Tatiana se levantó y los dos volvieron junto a Martin y Penny.
—¿Cree usted que deberíamos ir a Sachsenhausen, gobernador? —preguntó Martin.
—En mi opinión, doctor, no tienen más remedio. Para eso vinieron a Europa. Su enfermera ha conseguido que nos autoricen a entrar en los campos. ¿Cómo lo ha logrado, enfermera Barrington? Es un hito muy importante para la Cruz Roja. Voy a telefonear a Hamburgo inmediatamente para pedir que envíen cuarenta mil lotes más.
—Sí, Tania —dijo Penny—. Explícanos cómo te las has arreglado para cogerle la mano a un general soviético y convencerlo de que nos permita entrar en los campos sin que nos enviara a la policía secreta.
—Soy enfermera, le doy la mano a todo el mundo —dijo Tatiana.
—No debería mostrarse tan amistosa con los soviéticos —la censuró Martin—. Recuerde que la Cruz Roja es neutral.
—Neutral no significa indiferente, Martin —dijo Tatiana—. Y tampoco insolidario o frío. Neutral significa que no podemos tomar partido por ningún bando.
—Al menos en el ámbito profesional —precisó el gobernador—. Pero no olvide, enfermera Barrington, que los soviéticos son unos salvajes. ¿No sabe que tras la rendición alemana acordonaron durante ocho semanas la ciudad de Berlín? Ninguno de nuestros ejércitos estaba autorizado a entrar. ¿Qué cree que estaban haciendo mientras tanto?
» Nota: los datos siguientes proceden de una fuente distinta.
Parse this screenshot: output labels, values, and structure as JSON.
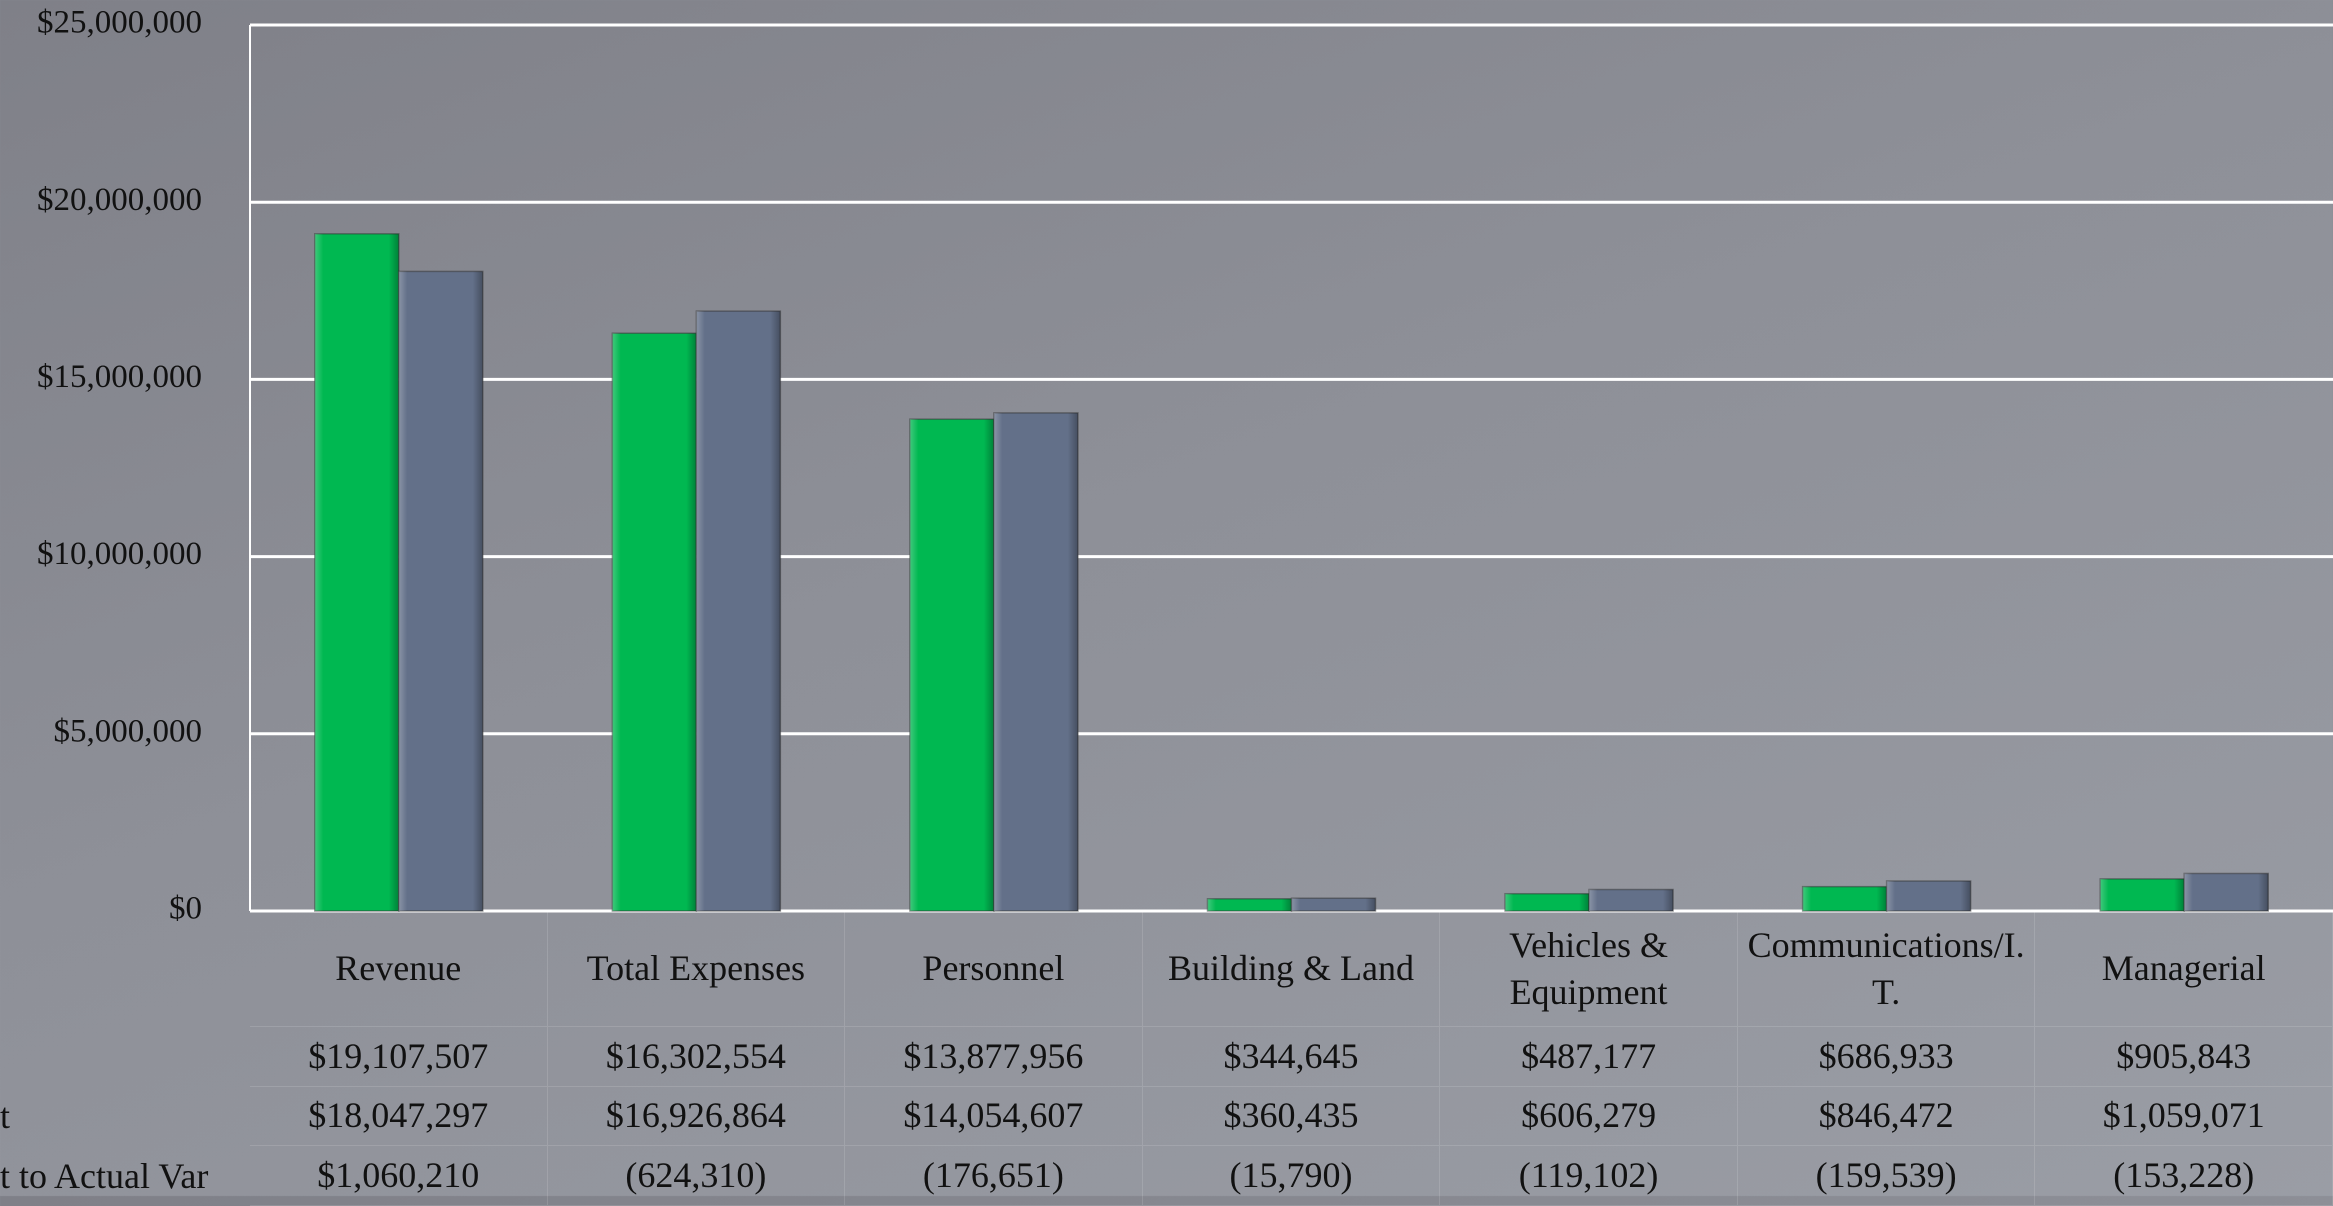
{
  "chart_data": {
    "type": "bar",
    "categories": [
      "Revenue",
      "Total Expenses",
      "Personnel",
      "Building & Land",
      "Vehicles & Equipment",
      "Communications/I.T.",
      "Managerial"
    ],
    "series": [
      {
        "color": "#00b851",
        "values": [
          19107507,
          16302554,
          13877956,
          344645,
          487177,
          686933,
          905843
        ],
        "value_labels": [
          "$19,107,507",
          "$16,302,554",
          "$13,877,956",
          "$344,645",
          "$487,177",
          "$686,933",
          "$905,843"
        ]
      },
      {
        "name": "t",
        "color": "#637089",
        "values": [
          18047297,
          16926864,
          14054607,
          360435,
          606279,
          846472,
          1059071
        ],
        "value_labels": [
          "$18,047,297",
          "$16,926,864",
          "$14,054,607",
          "$360,435",
          "$606,279",
          "$846,472",
          "$1,059,071"
        ]
      }
    ],
    "variance": {
      "name": "t to Actual Var",
      "values": [
        1060210,
        -624310,
        -176651,
        -15790,
        -119102,
        -159539,
        -153228
      ],
      "value_labels": [
        "$1,060,210",
        "(624,310)",
        "(176,651)",
        "(15,790)",
        "(119,102)",
        "(159,539)",
        "(153,228)"
      ]
    },
    "ylim": [
      0,
      25000000
    ],
    "yticks": [
      {
        "value": 0,
        "label": "$0"
      },
      {
        "value": 5000000,
        "label": "$5,000,000"
      },
      {
        "value": 10000000,
        "label": "$10,000,000"
      },
      {
        "value": 15000000,
        "label": "$15,000,000"
      },
      {
        "value": 20000000,
        "label": "$20,000,000"
      },
      {
        "value": 25000000,
        "label": "$25,000,000"
      }
    ],
    "grid": true
  }
}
—No quiero imaginarlo —dijo Tatiana.
—Violaban a mujeres jóvenes como usted, asesinaban a hombres jóvenes como el doctor Flanagan, saqueaban las pocas casas que quedaban en pie, arrasaban la ciudad… ¡Durante ocho semanas!
—Así es. ¿Y sabe usted qué hicieron con Rusia los alemanes?
—¡Vaya! —exclamó Martin—. Pensaba que no podíamos tomar partido por ningún bando, enfermera Barrington.
—Ni dar la mano al enemigo —añadió Penny.
—Él no era el enemigo —dijo Tatiana.
Se volvió de espaldas para que no la vieran llorar.